Events in the year 2021 in the Republic of the Congo.

==Incumbents==
- President: Denis Sassou Nguesso
- Prime Minister: Anatole Collinet Makosso
- Cabinet: Anatole Collinet Makosso's government

==Events==
COVID-19 pandemic in the Republic of the Congo

- 1 January – Six militia members are killed during clashes between the Nduma Defense of Congo-Renovated and Mai-Mai Kabido in Bukumbirwa.
- 4 January – Twenty-two people are killed during an Allied Democratic Forces mass stabbing at a village in North Kivu, Democratic Republic of the Congo.
- 10 January – At least six park rangers in the Virunga National Park in Rutshuru, North Kivu, Democratic Republic of the Congo, are killed in an ambush. A Mai-Mai militia is suspected to have committed the attack.
- 12 January – A barge travelling from Kisangani to the town of Basoko in Tshopo, Democratic Republic of the Congo, sinks in the Congo River. Local authorities report that at least six people were killed and 19 others are missing.
- 7 February – The health ministry of the Democratic Republic of the Congo announces a "resurgence" of the Ebola virus in the country's eastern side, after it was reported that a woman there died from the disease four days prior. The announcement comes three months after the World Health Organization declared an end to the Kivu Ebola outbreak in the country's Équateur province.
- 11 February – The Democratic Republic of Congo reports its second death of the Ebola virus outbreak in North Kivu province.
- 14 February – Militants of the Islamic State's Central Africa Province raid the town of Ndalya in the Ituri Province of the Democratic Republic of the Congo, killing 11 civilians and three members of the armed forces.
- 15 February –
  - 2021 Congo River disaster: A passenger barge crashes and capsizes on the Congo River in Mai-Ndombe Province, Democratic Republic of the Congo, killing at least 60 people, while 240 others are reported missing. At least 300 people have been rescued from the river.
  - An Ebola vaccination campaign begins in the city of Butembo, in the eastern Democratic Republic of the Congo. Health workers are the first to be vaccinated.

- 23 February – Suspected ADF militants kill 13 people during two attacks in Beni, North Kivu, Democratic Republic of the Congo.
- 25 February – Seven civilians are killed by CODECO militiamen in Banyari Kilo sector, Djugu Territory, Democratic Republic of the Congo.
- 26 February –
  - Six gunmen open fire on a World Food Programme convoy in North Kivu, Democratic Republic of the Congo, killing Italian ambassador Luca Attanasio, a carabiniere and their driver.
  - An NGO vice-president met with 70 members of the Twa and Bantu in Nyunzu, Democratic Republic of the Congo, to ensure lasting peace in the Nyunzu Territory.
  - The Allied Democratic Forces (ADF) kill three civilians in an ambush on the Beni-Kasindi road.

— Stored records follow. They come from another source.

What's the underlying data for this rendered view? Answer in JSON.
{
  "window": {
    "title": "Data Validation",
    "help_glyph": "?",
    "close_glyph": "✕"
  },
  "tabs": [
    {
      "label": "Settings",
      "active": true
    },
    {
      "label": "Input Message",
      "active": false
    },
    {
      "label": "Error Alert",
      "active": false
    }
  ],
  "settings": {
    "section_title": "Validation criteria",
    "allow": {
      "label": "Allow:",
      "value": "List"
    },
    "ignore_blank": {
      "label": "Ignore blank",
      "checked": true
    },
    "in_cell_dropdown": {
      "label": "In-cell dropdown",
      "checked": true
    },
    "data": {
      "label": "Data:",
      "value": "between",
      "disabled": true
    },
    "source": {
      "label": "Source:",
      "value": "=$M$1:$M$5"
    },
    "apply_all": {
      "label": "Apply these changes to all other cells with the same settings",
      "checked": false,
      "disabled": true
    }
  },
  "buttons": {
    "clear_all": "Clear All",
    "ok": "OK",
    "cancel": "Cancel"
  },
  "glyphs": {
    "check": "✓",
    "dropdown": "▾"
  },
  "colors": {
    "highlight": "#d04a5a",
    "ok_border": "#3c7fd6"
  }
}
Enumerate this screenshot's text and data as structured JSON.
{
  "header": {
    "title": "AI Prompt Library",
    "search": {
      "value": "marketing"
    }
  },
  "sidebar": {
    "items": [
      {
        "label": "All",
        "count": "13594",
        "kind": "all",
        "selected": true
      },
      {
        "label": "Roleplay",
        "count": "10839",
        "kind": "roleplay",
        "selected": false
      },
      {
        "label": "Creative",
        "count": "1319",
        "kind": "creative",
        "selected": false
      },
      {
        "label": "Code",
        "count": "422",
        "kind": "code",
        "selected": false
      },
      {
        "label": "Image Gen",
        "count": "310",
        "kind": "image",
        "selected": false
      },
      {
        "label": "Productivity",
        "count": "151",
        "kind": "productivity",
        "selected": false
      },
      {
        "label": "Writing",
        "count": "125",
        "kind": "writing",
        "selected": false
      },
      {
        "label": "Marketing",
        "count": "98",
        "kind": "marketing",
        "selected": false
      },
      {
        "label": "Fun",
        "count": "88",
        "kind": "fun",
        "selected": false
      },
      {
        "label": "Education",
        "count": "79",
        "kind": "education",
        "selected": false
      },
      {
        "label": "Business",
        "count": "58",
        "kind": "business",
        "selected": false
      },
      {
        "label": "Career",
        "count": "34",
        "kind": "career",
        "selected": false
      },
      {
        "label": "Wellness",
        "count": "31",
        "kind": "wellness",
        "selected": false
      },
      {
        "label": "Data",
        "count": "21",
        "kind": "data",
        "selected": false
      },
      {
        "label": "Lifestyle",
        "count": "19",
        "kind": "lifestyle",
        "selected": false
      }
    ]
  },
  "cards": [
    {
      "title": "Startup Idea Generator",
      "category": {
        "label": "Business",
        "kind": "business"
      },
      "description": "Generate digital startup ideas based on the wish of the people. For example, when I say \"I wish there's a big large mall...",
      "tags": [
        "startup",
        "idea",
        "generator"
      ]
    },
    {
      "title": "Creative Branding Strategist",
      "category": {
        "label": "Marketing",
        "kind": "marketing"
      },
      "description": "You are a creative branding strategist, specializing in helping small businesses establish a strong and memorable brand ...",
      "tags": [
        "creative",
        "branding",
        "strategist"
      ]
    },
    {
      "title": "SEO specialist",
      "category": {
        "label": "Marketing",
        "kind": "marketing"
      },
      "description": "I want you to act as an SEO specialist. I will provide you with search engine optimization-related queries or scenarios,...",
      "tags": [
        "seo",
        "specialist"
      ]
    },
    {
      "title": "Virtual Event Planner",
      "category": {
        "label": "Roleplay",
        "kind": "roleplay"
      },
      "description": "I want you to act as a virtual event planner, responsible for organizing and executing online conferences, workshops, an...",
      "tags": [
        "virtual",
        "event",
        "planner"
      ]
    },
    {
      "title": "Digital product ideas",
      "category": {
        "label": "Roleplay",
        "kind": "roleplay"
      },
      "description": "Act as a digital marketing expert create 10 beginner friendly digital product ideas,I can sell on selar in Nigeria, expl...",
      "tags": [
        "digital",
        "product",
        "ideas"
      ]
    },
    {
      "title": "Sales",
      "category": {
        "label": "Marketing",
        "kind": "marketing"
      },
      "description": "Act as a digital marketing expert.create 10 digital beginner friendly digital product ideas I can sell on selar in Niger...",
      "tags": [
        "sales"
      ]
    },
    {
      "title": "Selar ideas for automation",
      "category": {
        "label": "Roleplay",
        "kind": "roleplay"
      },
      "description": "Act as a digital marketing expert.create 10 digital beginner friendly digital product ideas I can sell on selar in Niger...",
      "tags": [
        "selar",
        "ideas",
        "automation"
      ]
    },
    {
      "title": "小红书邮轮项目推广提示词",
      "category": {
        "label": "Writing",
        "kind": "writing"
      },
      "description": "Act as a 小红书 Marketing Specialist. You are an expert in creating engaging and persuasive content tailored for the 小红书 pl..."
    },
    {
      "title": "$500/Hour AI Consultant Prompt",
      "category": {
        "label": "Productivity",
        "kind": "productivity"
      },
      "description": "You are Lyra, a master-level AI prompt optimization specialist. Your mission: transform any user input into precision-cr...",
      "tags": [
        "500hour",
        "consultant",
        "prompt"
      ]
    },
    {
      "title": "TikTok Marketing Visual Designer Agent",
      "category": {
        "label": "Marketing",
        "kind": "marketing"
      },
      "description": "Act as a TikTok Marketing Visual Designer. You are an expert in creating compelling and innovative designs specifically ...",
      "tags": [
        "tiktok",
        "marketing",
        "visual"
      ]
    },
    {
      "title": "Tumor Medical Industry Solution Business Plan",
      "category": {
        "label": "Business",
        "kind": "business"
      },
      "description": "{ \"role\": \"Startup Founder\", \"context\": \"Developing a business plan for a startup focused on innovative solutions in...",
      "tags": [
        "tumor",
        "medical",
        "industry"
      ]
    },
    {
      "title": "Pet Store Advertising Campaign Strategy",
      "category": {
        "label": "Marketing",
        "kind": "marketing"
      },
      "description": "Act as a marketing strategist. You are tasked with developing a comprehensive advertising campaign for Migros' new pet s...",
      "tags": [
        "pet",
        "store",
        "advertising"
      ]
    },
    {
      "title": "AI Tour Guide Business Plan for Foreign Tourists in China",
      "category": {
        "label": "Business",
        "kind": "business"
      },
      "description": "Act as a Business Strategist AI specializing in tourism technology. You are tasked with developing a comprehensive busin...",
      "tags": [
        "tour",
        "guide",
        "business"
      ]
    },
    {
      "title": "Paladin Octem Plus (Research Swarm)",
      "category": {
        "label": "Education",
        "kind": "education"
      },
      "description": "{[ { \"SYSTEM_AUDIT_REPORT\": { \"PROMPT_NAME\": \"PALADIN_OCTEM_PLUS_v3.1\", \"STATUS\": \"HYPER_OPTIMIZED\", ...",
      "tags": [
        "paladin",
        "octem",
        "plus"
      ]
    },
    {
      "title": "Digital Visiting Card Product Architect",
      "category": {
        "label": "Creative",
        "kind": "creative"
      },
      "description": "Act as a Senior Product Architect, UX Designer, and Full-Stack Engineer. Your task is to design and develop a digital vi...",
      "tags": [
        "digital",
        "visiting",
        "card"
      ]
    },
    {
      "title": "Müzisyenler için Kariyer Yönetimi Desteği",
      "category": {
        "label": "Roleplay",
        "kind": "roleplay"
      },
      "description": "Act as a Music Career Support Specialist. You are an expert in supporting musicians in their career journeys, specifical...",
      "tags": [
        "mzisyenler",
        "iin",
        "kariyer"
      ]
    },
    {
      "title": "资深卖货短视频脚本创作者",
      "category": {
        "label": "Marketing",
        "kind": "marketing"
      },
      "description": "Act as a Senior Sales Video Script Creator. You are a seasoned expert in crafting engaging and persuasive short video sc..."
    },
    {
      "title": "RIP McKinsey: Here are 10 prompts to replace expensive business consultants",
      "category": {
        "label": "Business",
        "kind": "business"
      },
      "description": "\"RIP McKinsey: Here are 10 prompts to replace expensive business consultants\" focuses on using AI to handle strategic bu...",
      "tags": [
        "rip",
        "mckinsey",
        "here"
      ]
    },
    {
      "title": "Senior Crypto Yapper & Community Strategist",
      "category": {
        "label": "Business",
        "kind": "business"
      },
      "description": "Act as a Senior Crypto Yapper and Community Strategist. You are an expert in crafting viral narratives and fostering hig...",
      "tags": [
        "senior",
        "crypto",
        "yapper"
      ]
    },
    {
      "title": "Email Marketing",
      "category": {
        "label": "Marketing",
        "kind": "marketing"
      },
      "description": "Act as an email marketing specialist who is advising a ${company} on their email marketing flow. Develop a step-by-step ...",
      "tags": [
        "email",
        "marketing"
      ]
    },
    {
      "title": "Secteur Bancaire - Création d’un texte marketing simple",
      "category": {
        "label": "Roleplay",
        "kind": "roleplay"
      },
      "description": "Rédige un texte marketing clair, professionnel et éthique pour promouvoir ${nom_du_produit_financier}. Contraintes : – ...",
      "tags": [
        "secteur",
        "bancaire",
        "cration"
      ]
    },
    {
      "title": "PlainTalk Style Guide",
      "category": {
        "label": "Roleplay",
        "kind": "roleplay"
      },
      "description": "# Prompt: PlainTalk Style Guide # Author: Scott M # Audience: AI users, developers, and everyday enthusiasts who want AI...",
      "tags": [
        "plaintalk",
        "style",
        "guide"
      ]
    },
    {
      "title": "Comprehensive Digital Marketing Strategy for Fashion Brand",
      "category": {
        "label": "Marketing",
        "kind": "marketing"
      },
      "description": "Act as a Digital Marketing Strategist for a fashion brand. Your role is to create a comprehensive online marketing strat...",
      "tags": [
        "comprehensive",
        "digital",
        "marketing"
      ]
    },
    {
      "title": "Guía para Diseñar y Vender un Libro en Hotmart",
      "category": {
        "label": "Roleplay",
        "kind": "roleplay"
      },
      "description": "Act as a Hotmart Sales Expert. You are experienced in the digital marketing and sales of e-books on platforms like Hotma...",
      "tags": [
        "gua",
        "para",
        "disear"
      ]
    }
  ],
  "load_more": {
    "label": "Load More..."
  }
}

Congolese and MONUSCO troops positioned nearby then clashed with the ADF, forcing them to retreat.
- 28 February – Ten civilians are killed, of whom eight have been decapitated and two shot, in two ADF overnight attacks in Boyo and Kainama, Democratic Republic of the Congo.
- 21 March – 2021 Republic of the Congo presidential election. Provisional results show that President Denis Sassou Nguesso was re-elected with more than 88% of the vote. However, Mathias Dzon, who came in third, alleged vote-rigging and called for annulation of the results. The party of Guy Brice Parfait Kolélas, who died hours after the polls closed, alleged fraud based on vote tally sheets at three polling stations.
- 15 May – Anatole Collinet Makosso's government is established.

==See also==

- African Continental Free Trade Area
- COVID-19 pandemic in Africa

==Deaths==
- 10 January – Christopher Maboulou, footballer (born 1990).
- 12 February – Bernard Nsayi, 78, Roman Catholic prelate, Bishop of Nkayi (1990–2001).
- 22 March – Guy Brice Parfait Kolélas, 61, politician, deputy (since 2007); COVID-19.